Mevcut düzenleme ile “bilirkişilik için etkin ve verimli bir kurumsal yapı” oluşturulması amaçlanmış, bu kurumsal yapı Adalet Bakanlığı’nın idari yapısı içinde özgülenmiş,  bilirkişiler zorunlu temel ve mesleki eğitime ve eğitim sonunda sınava, bilirkişilik listesinde yer almayı hak edenler denetim ve performans ölçütüne tabi tutulmuş, bilirkişiliğin gerçek kişi yanında tüzelkişilerce de yapılacağı düzenlemesine yer verilmiştir. Ancak bu yapılırken sanki sistemin aksaklığının nedeni salt hukukçu bilirkişiler gibi yaklaşım sergilenmiş, yargılamanın unsuru olan tarafların sorunları ile bilirkişilik kurumunun sorunları arasında neden-sonuç ilişkisi göz ardı edilmiş, bilirkişilik tüm bu sorunlardan bağımsız bir şekilde ele alınarak fevkalade hatalı bir değerlendirme yapılmış ve hukuk yargısı adeta bir darboğaza sürüklenmiştir. Bilirkişiler güncel yasal düzenlemeleri ve yargı kararlarını takip edip mesleki tecrübelerini yılların deneyimi ile birleştirerek mahkemelere yardımcı olmaktadırlar.  Bilirkişilik sistemi düzenlemeden önce yargının esas unsuru olan hakimlerin görevleri ile ilgili sorunları (iş yükü,uzmanlık,meslek içi eğitim) ortadan kaldırmak yerinde bir girişim olacaktır.

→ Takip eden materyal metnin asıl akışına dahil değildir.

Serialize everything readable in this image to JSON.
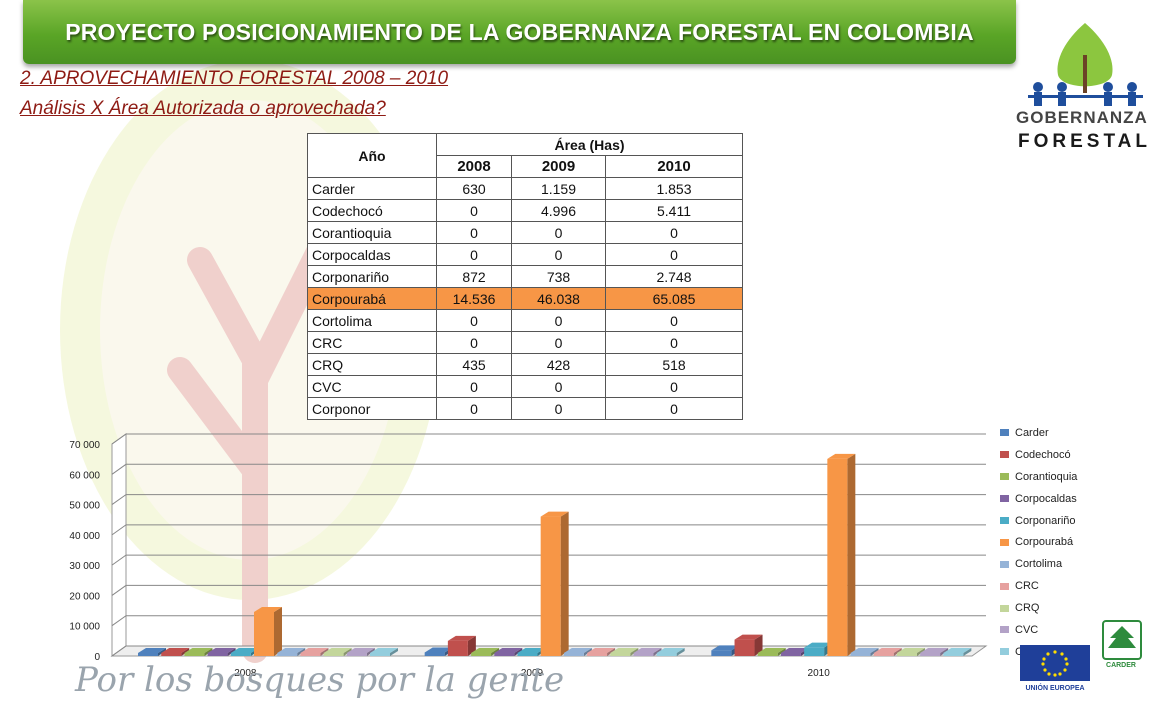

Mevcut düzenlemenin bir anda oldu-bittiye getirilmesi, yargının kurucu unsurları olan avukatlıların görüşünün dahi alınmaması, konuyu konuştuğumuz hakimlerin mevcut düzenlemeyi “mümkün değil” olarak özetlemeleri, arabuluculuğun zorunlu kılınması ve ancak henüz teknik ve hukuki altyapısının oluşturulmaması ve hakimlerin mevcut düzenleme karşısında kanunu dolanmak adına ara karar şablonu oluşturmaya çalışarak dosyaları bir şekilde bilirkişiye verme gayretleri bir arada değerlendirildiğinde bu düzenlemenin fikren zorlama olduğu ve uygulama alanının ne yazık ki mümkün olmadığı, sonuç itibarı ile yargı dünyasını önümüzdeki süreçte büyük açmazların beklediği ortadadır.

Bu süreçte Ordu Barosu olarak mevcut düzenlemede bu hali ile ısrarcı olunmamasını diler, yargının sorunlarının çözümü noktasında fikren ve ruhen her türlü desteğe ve yapıcı fikre hazır olduğumuzu Sayın Kamuoyu’nun bilgilerine sunarız.